HAMILTON, New Zealand — Union bus drivers were back driving the streets here Nov. 24 after fighting a five-day lockout by the Go Bus company. The First Union announced that Go Bus and the city government had agreed to a substantial pay raise.
The lockout was imposed after union drivers had planned to launch a protest in which they would not collect fares from passengers. Shut out from their buses, they built support for their wages’ fight by organizing daily pickets in busy city streets.
Militant reporters joined a picket line of 50 drivers and supporters outside the Waikato Regional Council Building Nov. 20. The council is responsible for services throughout the region, of which Hamilton — home to 160,000 people — is part. Workers cheered as numerous drivers tooted their horns in solidarity.

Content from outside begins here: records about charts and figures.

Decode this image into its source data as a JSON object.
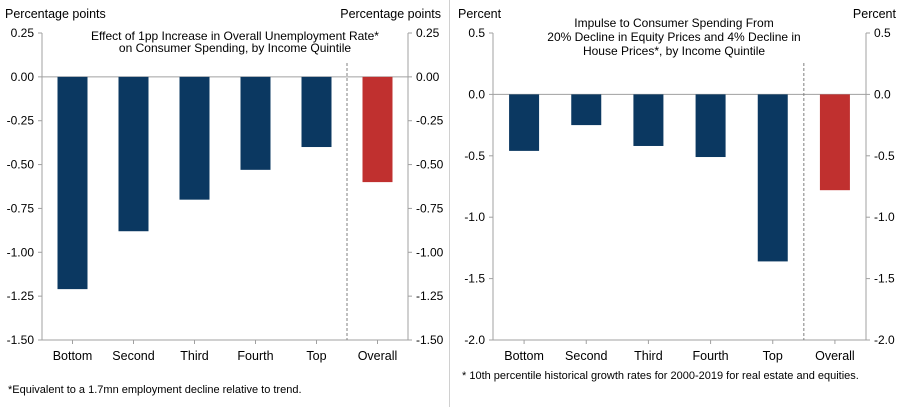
{
  "colors": {
    "quintile": "#0b3861",
    "overall": "#c0302f",
    "axis": "#a0a0a0",
    "separator": "#808080"
  },
  "footnotes": {
    "left": "*Equivalent to a 1.7mn employment decline relative to trend.",
    "right": "* 10th percentile historical growth rates for 2000-2019 for real estate and equities."
  },
  "chart_data": [
    {
      "type": "bar",
      "title": "Effect of 1pp Increase in Overall Unemployment Rate* on Consumer Spending, by Income Quintile",
      "title_lines": [
        "Effect of 1pp Increase in Overall Unemployment Rate*",
        "on Consumer Spending, by Income Quintile"
      ],
      "ylabel_left": "Percentage points",
      "ylabel_right": "Percentage points",
      "categories": [
        "Bottom",
        "Second",
        "Third",
        "Fourth",
        "Top",
        "Overall"
      ],
      "values": [
        -1.21,
        -0.88,
        -0.7,
        -0.53,
        -0.4,
        -0.6
      ],
      "highlight_index": 5,
      "ylim": [
        -1.5,
        0.25
      ],
      "yticks": [
        "0.25",
        "0.00",
        "-0.25",
        "-0.50",
        "-0.75",
        "-1.00",
        "-1.25",
        "-1.50"
      ],
      "ytick_values": [
        0.25,
        0.0,
        -0.25,
        -0.5,
        -0.75,
        -1.0,
        -1.25,
        -1.5
      ],
      "grid": false,
      "separator_before_last": true
    },
    {
      "type": "bar",
      "title": "Impulse to Consumer Spending From 20% Decline in Equity Prices and 4% Decline in House Prices*, by Income Quintile",
      "title_lines": [
        "Impulse to Consumer Spending From",
        "20% Decline in Equity Prices and 4% Decline in",
        "House Prices*, by Income Quintile"
      ],
      "ylabel_left": "Percent",
      "ylabel_right": "Percent",
      "categories": [
        "Bottom",
        "Second",
        "Third",
        "Fourth",
        "Top",
        "Overall"
      ],
      "values": [
        -0.46,
        -0.25,
        -0.42,
        -0.51,
        -1.36,
        -0.78
      ],
      "highlight_index": 5,
      "ylim": [
        -2.0,
        0.5
      ],
      "yticks": [
        "0.5",
        "0.0",
        "-0.5",
        "-1.0",
        "-1.5",
        "-2.0"
      ],
      "ytick_values": [
        0.5,
        0.0,
        -0.5,
        -1.0,
        -1.5,
        -2.0
      ],
      "grid": false,
      "separator_before_last": true
    }
  ]
}
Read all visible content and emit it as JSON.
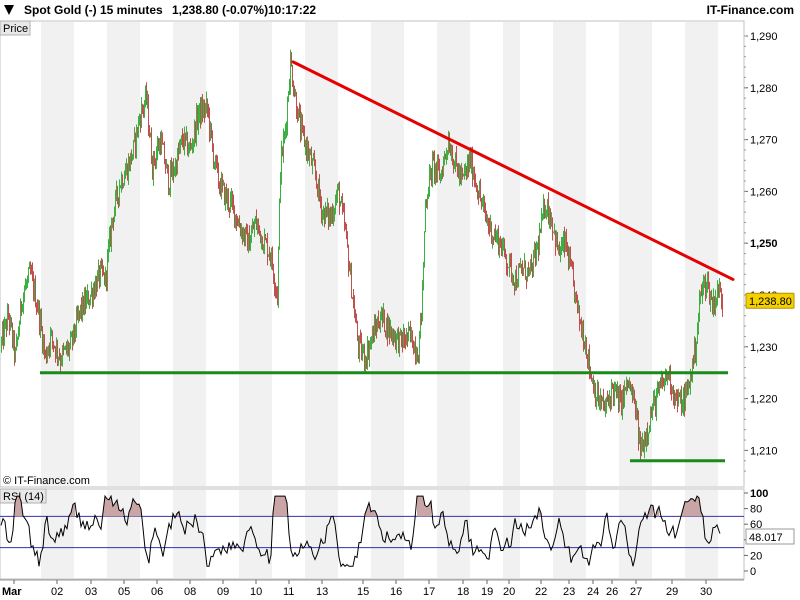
{
  "header": {
    "instrument": "Spot Gold (-)",
    "timeframe": "15 minutes",
    "last_quote": "1,238.80 (-0.07%)",
    "time": "10:17:22",
    "brand": "IT-Finance.com"
  },
  "panels": {
    "price_label": "Price",
    "copyright": "© IT-Finance.com",
    "rsi_label": "RSI (14)"
  },
  "colors": {
    "up_candle": "#3cb043",
    "down_candle": "#c0504d",
    "trendline": "#e60000",
    "support": "#1a8a1a",
    "rsi_line": "#000000",
    "rsi_band": "#3333aa",
    "price_tag": "#f5d000"
  },
  "chart_data": [
    {
      "type": "candlestick",
      "xlabel": "",
      "ylabel": "",
      "ylim": [
        1205,
        1292
      ],
      "y_ticks": [
        "1,290",
        "1,280",
        "1,270",
        "1,260",
        "1,250",
        "1,240",
        "1,230",
        "1,220",
        "1,210"
      ],
      "x_tick_labels": [
        "Mar",
        "02",
        "03",
        "05",
        "06",
        "08",
        "09",
        "10",
        "11",
        "13",
        "15",
        "16",
        "17",
        "18",
        "19",
        "20",
        "22",
        "23",
        "24",
        "26",
        "27",
        "29",
        "30"
      ],
      "last_price_tag": "1,238.80",
      "path_anchors": [
        [
          0,
          1230
        ],
        [
          8,
          1236
        ],
        [
          15,
          1228
        ],
        [
          22,
          1240
        ],
        [
          30,
          1244
        ],
        [
          38,
          1237
        ],
        [
          45,
          1228
        ],
        [
          50,
          1232
        ],
        [
          60,
          1228
        ],
        [
          70,
          1230
        ],
        [
          80,
          1237
        ],
        [
          90,
          1240
        ],
        [
          100,
          1244
        ],
        [
          105,
          1243
        ],
        [
          112,
          1255
        ],
        [
          120,
          1262
        ],
        [
          128,
          1265
        ],
        [
          133,
          1268
        ],
        [
          140,
          1275
        ],
        [
          146,
          1278
        ],
        [
          152,
          1265
        ],
        [
          160,
          1270
        ],
        [
          168,
          1262
        ],
        [
          175,
          1265
        ],
        [
          182,
          1270
        ],
        [
          190,
          1268
        ],
        [
          198,
          1275
        ],
        [
          207,
          1276
        ],
        [
          212,
          1268
        ],
        [
          218,
          1262
        ],
        [
          225,
          1259
        ],
        [
          232,
          1257
        ],
        [
          240,
          1253
        ],
        [
          248,
          1250
        ],
        [
          255,
          1254
        ],
        [
          262,
          1251
        ],
        [
          270,
          1248
        ],
        [
          277,
          1240
        ],
        [
          280,
          1265
        ],
        [
          285,
          1272
        ],
        [
          290,
          1285
        ],
        [
          295,
          1278
        ],
        [
          300,
          1272
        ],
        [
          307,
          1268
        ],
        [
          315,
          1263
        ],
        [
          322,
          1256
        ],
        [
          330,
          1255
        ],
        [
          338,
          1260
        ],
        [
          345,
          1252
        ],
        [
          352,
          1240
        ],
        [
          358,
          1230
        ],
        [
          365,
          1228
        ],
        [
          372,
          1232
        ],
        [
          380,
          1236
        ],
        [
          390,
          1233
        ],
        [
          400,
          1231
        ],
        [
          410,
          1232
        ],
        [
          418,
          1229
        ],
        [
          422,
          1240
        ],
        [
          425,
          1258
        ],
        [
          432,
          1265
        ],
        [
          440,
          1263
        ],
        [
          448,
          1270
        ],
        [
          455,
          1265
        ],
        [
          462,
          1262
        ],
        [
          470,
          1266
        ],
        [
          478,
          1260
        ],
        [
          485,
          1255
        ],
        [
          492,
          1252
        ],
        [
          500,
          1250
        ],
        [
          508,
          1246
        ],
        [
          515,
          1243
        ],
        [
          522,
          1245
        ],
        [
          530,
          1244
        ],
        [
          538,
          1250
        ],
        [
          545,
          1258
        ],
        [
          552,
          1254
        ],
        [
          558,
          1248
        ],
        [
          565,
          1250
        ],
        [
          572,
          1243
        ],
        [
          578,
          1236
        ],
        [
          585,
          1231
        ],
        [
          590,
          1225
        ],
        [
          597,
          1220
        ],
        [
          605,
          1218
        ],
        [
          612,
          1222
        ],
        [
          620,
          1219
        ],
        [
          628,
          1223
        ],
        [
          635,
          1218
        ],
        [
          640,
          1210
        ],
        [
          645,
          1213
        ],
        [
          652,
          1218
        ],
        [
          660,
          1222
        ],
        [
          668,
          1225
        ],
        [
          675,
          1220
        ],
        [
          682,
          1219
        ],
        [
          688,
          1222
        ],
        [
          695,
          1230
        ],
        [
          700,
          1240
        ],
        [
          706,
          1243
        ],
        [
          712,
          1238
        ],
        [
          718,
          1241
        ],
        [
          722,
          1239
        ]
      ],
      "trendline": {
        "from": [
          293,
          1285
        ],
        "to": [
          733,
          1243
        ]
      },
      "support_lines": [
        {
          "from": [
            40,
            1225
          ],
          "to": [
            728,
            1225
          ]
        },
        {
          "from": [
            630,
            1208
          ],
          "to": [
            725,
            1208
          ]
        }
      ]
    },
    {
      "type": "line",
      "name": "RSI (14)",
      "ylim": [
        0,
        100
      ],
      "y_ticks": [
        "100",
        "80",
        "60",
        "40",
        "20",
        "0"
      ],
      "bands": [
        70,
        30
      ],
      "current_value": "48.017"
    }
  ]
}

Joe Teinakore, a First Union delegate (shop steward), told the Militant that unionists had earlier blocked some buses from exiting one of the city’s bus depots. Teinakore works out of the depot, where about half the 150 drivers are in the union, he said. The fight has been going on for some 20 months.
“We work our butts off — it’s not an easy task to be driving — so we just want to be treated fairly,” said Jono Walters, who has been driving four years for Go Bus and its predecessor Pavlovich Coachlines.
Another driver told the Militant that he works 64 hours over six days to make enough to pay the rent and help provide for his family. Workers described working a variety of shifts, from part-time jobs often handled by workers over retirement age to split shifts that divide morning and afternoon routes with an hourslong unpaid break.
The company’s imposition of the lockout “showed they want to be in control — it’s about power,” said Isobel Waitere, who has been a driver for Go Bus for one year. The lockout brought the dispute “out in the open,” she said.
While talks are ongoing, the First Union said the regional council, which contracts the bus routes to Go Bus, has agreed to allocate extra funding for wage increases that would “align with the living wage.” Unions in New Zealand say that should be $20.55 an hour — about $2 more than most drivers earn.